Filmes da TV:
Felizes Juntos
(Happy Together)
e
Anjos Caídos
(Fallen Angels)
de Wong Kar-Wai
(Hong Kong, 1997)
Chang Chen em Happy Together
Os filmes de Wong Kar-wai habitam um mundo próprio no cinema contemporâneo. Antes de tudo um artista das cores, seus filmes entretanto não se parecem com os outros filmes de "direção de arte", como Reviravolta / U-Turn (Stone), O Livro de Cabeceira / The Pillow Book (Greenaway) ou os filmes de Michal Winterbottom (Butterfly Kiss ou Bem-vindo a Sarajevo). Em seus filmes, nenhuma estetização parece ausente de sentido. Os ângulos em diagonal, a fotografia granulada, os filtros, a montagem rápida: todos esses elementos aproximam o cinema de Wong, à primeira vista, da estética do videoclip, descerebrada menos por sua essência do que por seu uso. Só que seus filmes, ao contrário, submetem sempre a "forma" a algo que vai além dela, que é a sua vontade de fazer histórias, de dar conta das mudanças e do estado do mundo contemporâneo. Não é à toa que ele é da China capitalista, onde a circulação de informações e de poluição visual é uma das maiores do mundo (como podemos ver em outros filmes de outros diretores, como Adeus ao Sul de Hou Hsiao-hsien ou, de forma mais amainada, em Vive l'Amour e O Rio, ambos de Tsai Ming-liang). Talvez seja aí que forma e conteúdo não façam mais diferença, dando origem a uma instância que, por ora, podemos chamar de narratividade. E essa narratividade no cinema de Wong é acima de tudo uma defesa do indivíduo num mundo reificado. Mas quem imagina que isso faz de seus filmes peças "indigeríveis" ou desagradáveis perdeu o ponto. Wong nunca passa do limite da história. A ponto de fazer dessa reificação objeto de estética: em Anjos Caídos (Dia 8, às 13:00 na HBO) os círculos de convivência dos personagens são tão poucos que os encontros se tornam matemáticos (A-B, A-C, B-C, etc.); em Felizes Juntos (Dia 7, às 22:20 na Telecine 5) uma viagem à Argentina leva os dois personagens a refazer todo o círculo de afetos.

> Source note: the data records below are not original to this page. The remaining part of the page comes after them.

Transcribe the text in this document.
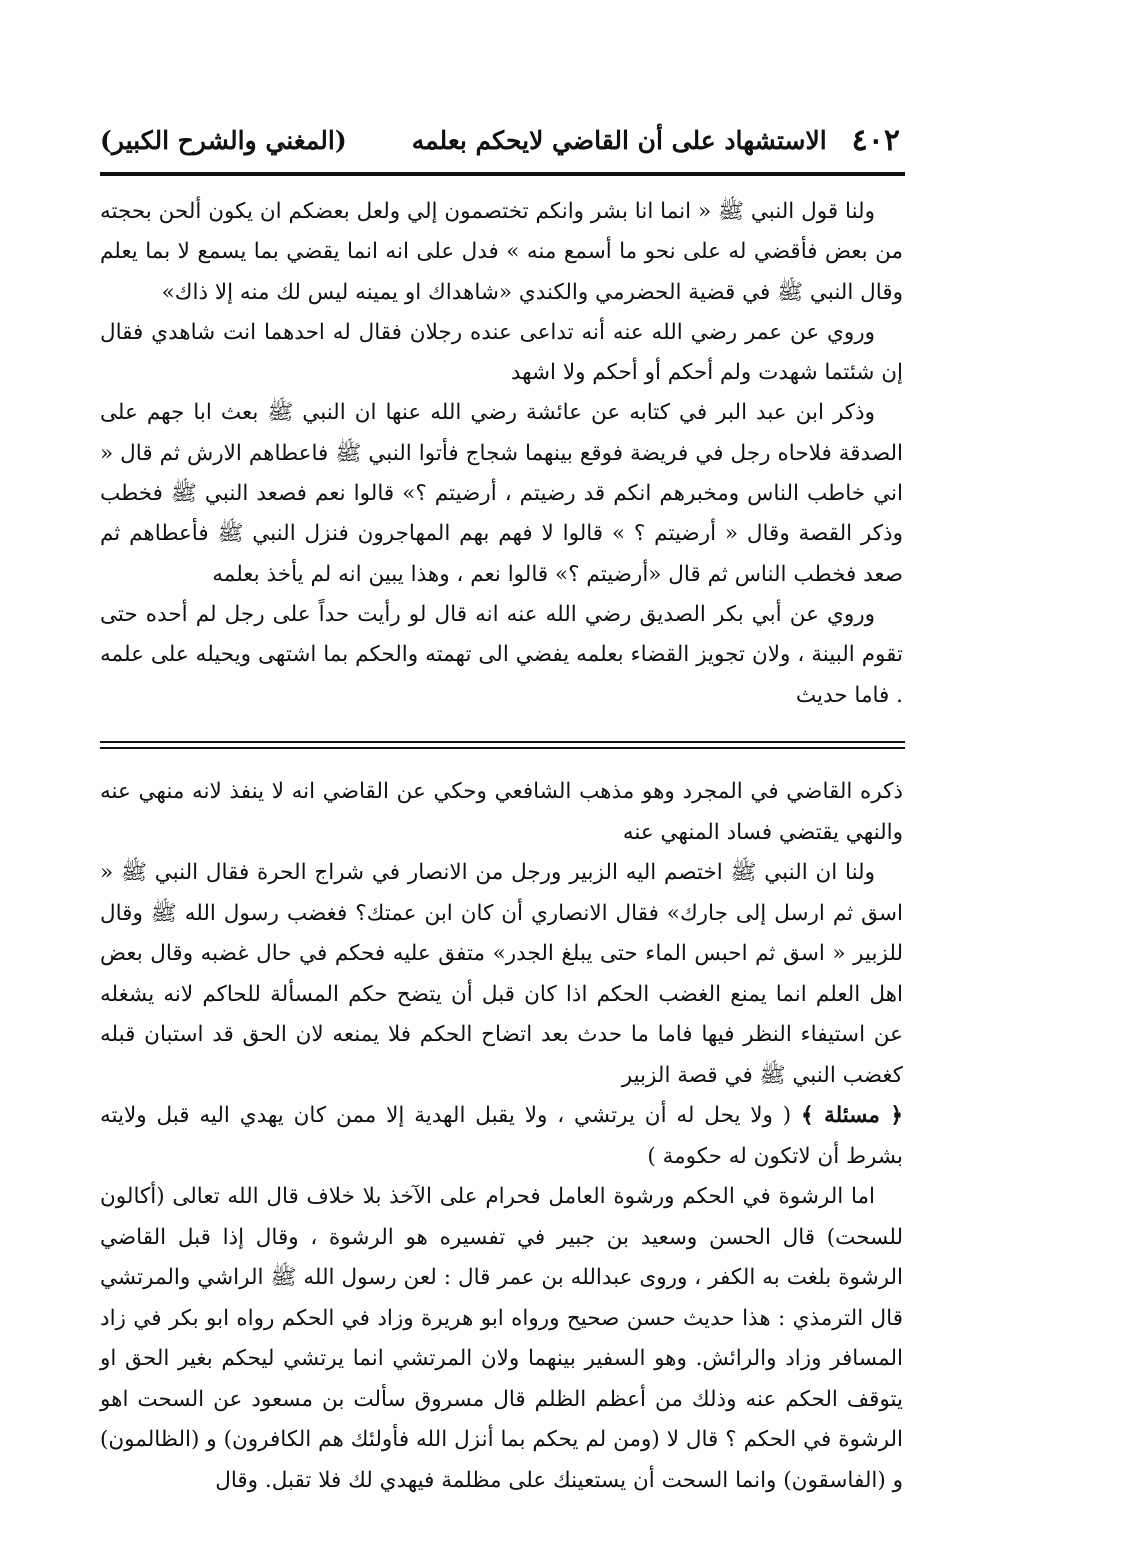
(المغني والشرح الكبير)	الاستشهاد على أن القاضي لايحكم بعلمه ٤٠٢

ولنا قول النبي ﷺ « انما انا بشر وانكم تختصمون إلي ولعل بعضكم ان يكون ألحن بحجته من بعض فأقضي له على نحو ما أسمع منه » فدل على انه انما يقضي بما يسمع لا بما يعلم وقال النبي ﷺ في قضية الحضرمي والكندي «شاهداك او يمينه ليس لك منه إلا ذاك»

وروي عن عمر رضي الله عنه أنه تداعى عنده رجلان فقال له احدهما انت شاهدي فقال إن شئتما شهدت ولم أحكم أو أحكم ولا اشهد

وذكر ابن عبد البر في كتابه عن عائشة رضي الله عنها ان النبي ﷺ بعث ابا جهم على الصدقة فلاحاه رجل في فريضة فوقع بينهما شجاج فأتوا النبي ﷺ فاعطاهم الارش ثم قال « اني خاطب الناس ومخبرهم انكم قد رضيتم ، أرضيتم ؟» قالوا نعم فصعد النبي ﷺ فخطب وذكر القصة وقال « أرضيتم ؟ » قالوا لا فهم بهم المهاجرون فنزل النبي ﷺ فأعطاهم ثم صعد فخطب الناس ثم قال «أرضيتم ؟» قالوا نعم ، وهذا يبين انه لم يأخذ بعلمه

وروي عن أبي بكر الصديق رضي الله عنه انه قال لو رأيت حداً على رجل لم أحده حتى تقوم البينة ، ولان تجويز القضاء بعلمه يفضي الى تهمته والحكم بما اشتهى ويحيله على علمه . فاما حديث

ذكره القاضي في المجرد وهو مذهب الشافعي وحكي عن القاضي انه لا ينفذ لانه منهي عنه والنهي يقتضي فساد المنهي عنه

ولنا ان النبي ﷺ اختصم اليه الزبير ورجل من الانصار في شراج الحرة فقال النبي ﷺ « اسق ثم ارسل إلى جارك» فقال الانصاري أن كان ابن عمتك؟ فغضب رسول الله ﷺ وقال للزبير « اسق ثم احبس الماء حتى يبلغ الجدر» متفق عليه فحكم في حال غضبه وقال بعض اهل العلم انما يمنع الغضب الحكم اذا كان قبل أن يتضح حكم المسألة للحاكم لانه يشغله عن استيفاء النظر فيها فاما ما حدث بعد اتضاح الحكم فلا يمنعه لان الحق قد استبان قبله كغضب النبي ﷺ في قصة الزبير

﴿ مسئلة ﴾ ( ولا يحل له أن يرتشي ، ولا يقبل الهدية إلا ممن كان يهدي اليه قبل ولايته بشرط أن لاتكون له حكومة )

اما الرشوة في الحكم ورشوة العامل فحرام على الآخذ بلا خلاف قال الله تعالى (أكالون للسحت) قال الحسن وسعيد بن جبير في تفسيره هو الرشوة ، وقال إذا قبل القاضي الرشوة بلغت به الكفر ، وروى عبدالله بن عمر قال : لعن رسول الله ﷺ الراشي والمرتشي قال الترمذي : هذا حديث حسن صحيح ورواه ابو هريرة وزاد في الحكم رواه ابو بكر في زاد المسافر وزاد والرائش. وهو السفير بينهما ولان المرتشي انما يرتشي ليحكم بغير الحق او يتوقف الحكم عنه وذلك من أعظم الظلم قال مسروق سألت بن مسعود عن السحت اهو الرشوة في الحكم ؟ قال لا (ومن لم يحكم بما أنزل الله فأولئك هم الكافرون) و (الظالمون) و (الفاسقون) وانما السحت أن يستعينك على مظلمة فيهدي لك فلا تقبل. وقال
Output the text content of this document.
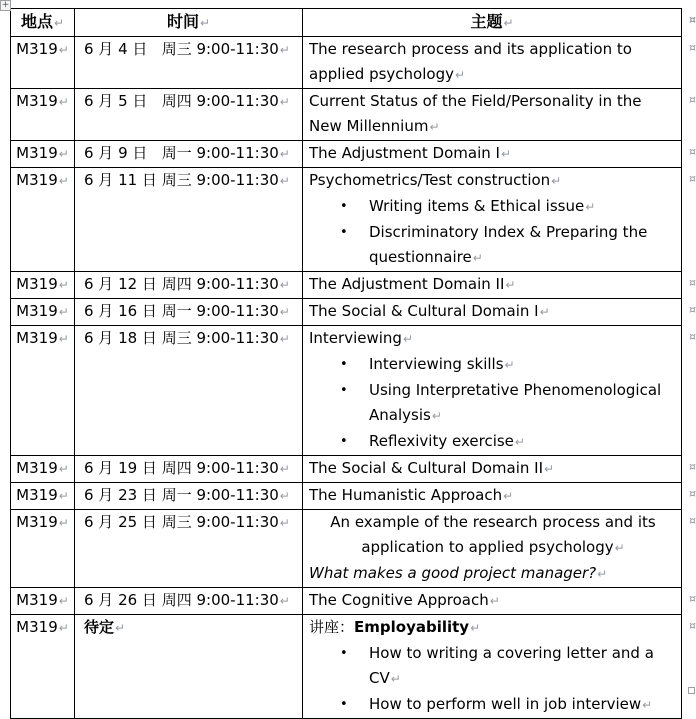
+
地点↵	时间↵	主题↵ ¤

M319↵	6 月 4 日   周三 9:00-11:30↵	The research process and its application to applied psychology↵
¤

M319↵	6 月 5 日   周四 9:00-11:30↵	Current Status of the Field/Personality in the New Millennium↵
¤

M319↵	6 月 9 日   周一 9:00-11:30↵	The Adjustment Domain I↵ ¤

M319↵	6 月 11 日 周三 9:00-11:30↵	Psychometrics/Test construction↵
• Writing items & Ethical issue↵
• Discriminatory Index & Preparing the questionnaire↵
¤

M319↵	6 月 12 日 周四 9:00-11:30↵	The Adjustment Domain II↵ ¤

M319↵	6 月 16 日 周一 9:00-11:30↵	The Social & Cultural Domain I↵ ¤

M319↵	6 月 18 日 周三 9:00-11:30↵	Interviewing↵
• Interviewing skills↵
• Using Interpretative Phenomenological Analysis↵
• Reflexivity exercise↵
¤

M319↵	6 月 19 日 周四 9:00-11:30↵	The Social & Cultural Domain II↵ ¤

M319↵	6 月 23 日 周一 9:00-11:30↵	The Humanistic Approach↵ ¤

M319↵	6 月 25 日 周三 9:00-11:30↵	An example of the research process and its application to applied psychology↵
What makes a good project manager?↵
¤

M319↵	6 月 26 日 周四 9:00-11:30↵	The Cognitive Approach↵ ¤

M319↵	待定↵	讲座：Employability↵
• How to writing a covering letter and a CV↵
• How to perform well in job interview↵
¤
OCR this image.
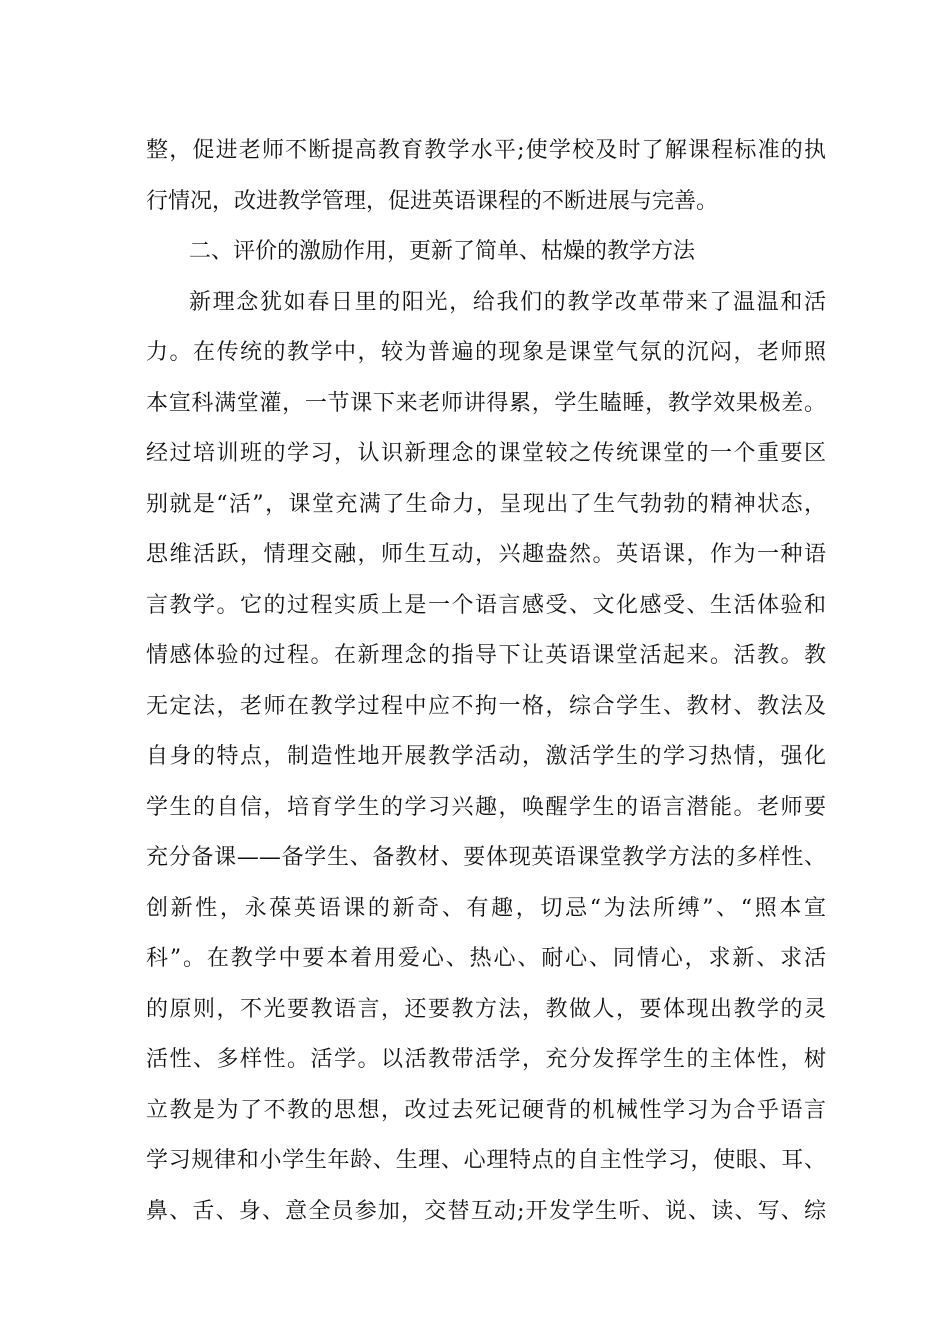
整，促进老师不断提高教育教学水平;使学校及时了解课程标准的执
行情况，改进教学管理，促进英语课程的不断进展与完善。
二、评价的激励作用，更新了简单、枯燥的教学方法
新理念犹如春日里的阳光，给我们的教学改革带来了温温和活
力。在传统的教学中，较为普遍的现象是课堂气氛的沉闷，老师照
本宣科满堂灌，一节课下来老师讲得累，学生瞌睡，教学效果极差。
经过培训班的学习，认识新理念的课堂较之传统课堂的一个重要区
别就是“活”，课堂充满了生命力，呈现出了生气勃勃的精神状态，
思维活跃，情理交融，师生互动，兴趣盎然。英语课，作为一种语
言教学。它的过程实质上是一个语言感受、文化感受、生活体验和
情感体验的过程。在新理念的指导下让英语课堂活起来。活教。教
无定法，老师在教学过程中应不拘一格，综合学生、教材、教法及
自身的特点，制造性地开展教学活动，激活学生的学习热情，强化
学生的自信，培育学生的学习兴趣，唤醒学生的语言潜能。老师要
充分备课——备学生、备教材、要体现英语课堂教学方法的多样性、
创新性，永葆英语课的新奇、有趣，切忌“为法所缚”、“照本宣
科”。在教学中要本着用爱心、热心、耐心、同情心，求新、求活
的原则，不光要教语言，还要教方法，教做人，要体现出教学的灵
活性、多样性。活学。以活教带活学，充分发挥学生的主体性，树
立教是为了不教的思想，改过去死记硬背的机械性学习为合乎语言
学习规律和小学生年龄、生理、心理特点的自主性学习，使眼、耳、
鼻、舌、身、意全员参加，交替互动;开发学生听、说、读、写、综
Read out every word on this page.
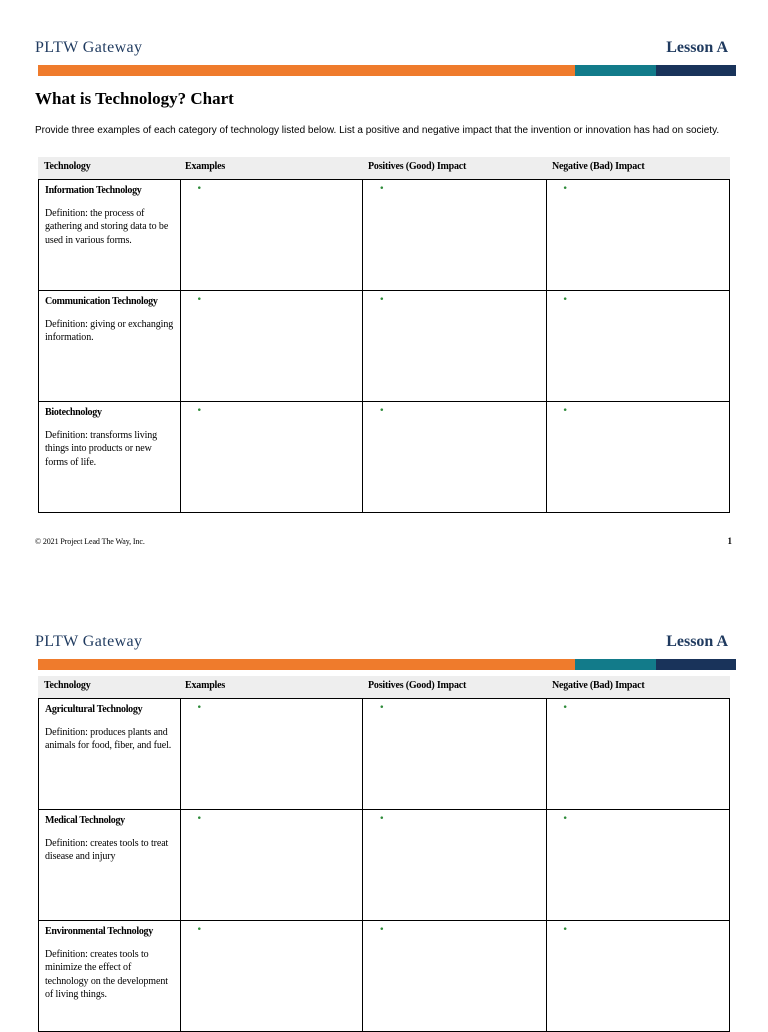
PLTW Gateway	Lesson A
What is Technology? Chart
Provide three examples of each category of technology listed below. List a positive and negative impact that the invention or innovation has had on society.
Technology	Examples	Positives (Good) Impact	Negative (Bad) Impact
Information Technology
Definition: the process of gathering and storing data to be used in various forms.
•	•	•
Communication Technology
Definition: giving or exchanging information.
•	•	•
Biotechnology
Definition: transforms living things into products or new forms of life.
•	•	•
© 2021 Project Lead The Way, Inc.	1
PLTW Gateway	Lesson A
Technology	Examples	Positives (Good) Impact	Negative (Bad) Impact
Agricultural Technology
Definition: produces plants and animals for food, fiber, and fuel.
•	•	•
Medical Technology
Definition: creates tools to treat disease and injury
•	•	•
Environmental Technology
Definition: creates tools to minimize the effect of technology on the development of living things.
•	•	•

Possivelmente "anjos caídos" seja a melhor definição para caracterizar os personagens de Wong. Eles mantêm com o mundo uma dupla relação de alegre melancolia e esperança infinita. Os personagens trabalham sempre no íntimo (comem pêssegos, vendem sorvete, etc.), mas Wong os alça ao social: viver a vida é o que nos basta. Daí podermos sair tão sorridentes e esperançosos com seus filmes. Nesse sentido, podemos aproximar Wong de Richard Brooks, cineasta-padrão da opção individual nos anos 50-60 em Hollywood. Nos dois, o vetor que vai fazer com que tudo funcione é menos uma subjetividade do que a vontade em continuar vivendo. Quanto a isso, Wong nos mostra claramente: ele pode fazer em Felizes Juntos um filme quase todo depressivo, desde que no final essa depressão sirva para potencializar o happy-end. E isso nos basta.